Bao Yonghua, Li Kai, Guo Yongchen, Wang Qian, Li Zexin, Yang Yiqiong, Chen Zhiguo, Wang Jianguo, Zhao Weixing, Zhang Huijuan, Chen Jiwang, Dong Huali, Shen Kui, Diamond Alan M, Yang Wancai
Department of Pathology and Institute of Precision Medicine, Jining Medical University, Jining 272067, China.
Department of Pathology, The First Affiliated Hospital, Xinxiang Medical University, Xinxiang 453003, China.
Oncotarget. 2016 May 3;7(18):26780-92. doi: 10.18632/oncotarget.8511.
PRSS8 is a membrane-anchored serine protease prostasin and has been shown an association with carcinogenesis. Herein we found that PRSS8 expression was significantly reduced in colorectal adenomas and adenocarcinomas. The decreased PRSS8 was well correlated with clinical stages, poor differentiation and shorter survival time of colorectal cancer. Furthermore, increase of PRSS8 led to the inhibition of colorectal cancer cell proliferation, knockdown of PRSS8 accelerated cell proliferation in vitro, and overexpressing PRSS8 retarded cancer cell growth in nude mice. Mechanistic studies revealed that PRSS8 inhibited Sphk1/S1P/Stat3/Akt signaling pathway, in terms of inverse association between PRSS8 and Sphk1 in human colorectal cancers and in Sphk1-/- mice. In conclusion, PRSS8 acts as a tumor suppressor by inhibiting Sphk1/S1P/Stat3/Akt signaling pathway, and could be used as a biomarker to monitor colorectal carcinogenesis and predict outcomes.
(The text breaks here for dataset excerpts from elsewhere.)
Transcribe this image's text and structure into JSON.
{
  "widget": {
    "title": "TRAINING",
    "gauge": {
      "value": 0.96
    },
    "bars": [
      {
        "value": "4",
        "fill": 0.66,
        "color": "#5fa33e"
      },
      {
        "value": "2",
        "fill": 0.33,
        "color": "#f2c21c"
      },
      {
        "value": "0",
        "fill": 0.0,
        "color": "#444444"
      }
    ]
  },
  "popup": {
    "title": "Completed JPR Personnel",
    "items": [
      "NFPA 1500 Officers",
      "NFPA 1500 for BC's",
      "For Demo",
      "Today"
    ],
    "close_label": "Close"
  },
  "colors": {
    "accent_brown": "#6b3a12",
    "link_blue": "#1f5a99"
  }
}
PRSS8是一种膜锚定丝氨酸蛋白酶前列腺素,已被证明与致癌作用有关。在此我们发现,PRSS8在结直肠腺瘤和腺癌中的表达显著降低。PRSS8的降低与结直肠癌的临床分期、低分化以及较短的生存时间密切相关。此外,PRSS8的增加导致结直肠癌细胞增殖受到抑制,PRSS8的敲低在体外加速了细胞增殖,而PRSS8的过表达则抑制了裸鼠体内癌细胞的生长。机制研究表明,在人类结直肠癌以及Sphk1基因敲除小鼠中,PRSS8与Sphk1呈负相关,PRSS8抑制了Sphk1/S1P/Stat3/Akt信号通路。总之,PRSS8通过抑制Sphk1/S1P/Stat3/Akt信号通路发挥肿瘤抑制作用,可作为监测结直肠癌发生和预测预后的生物标志物。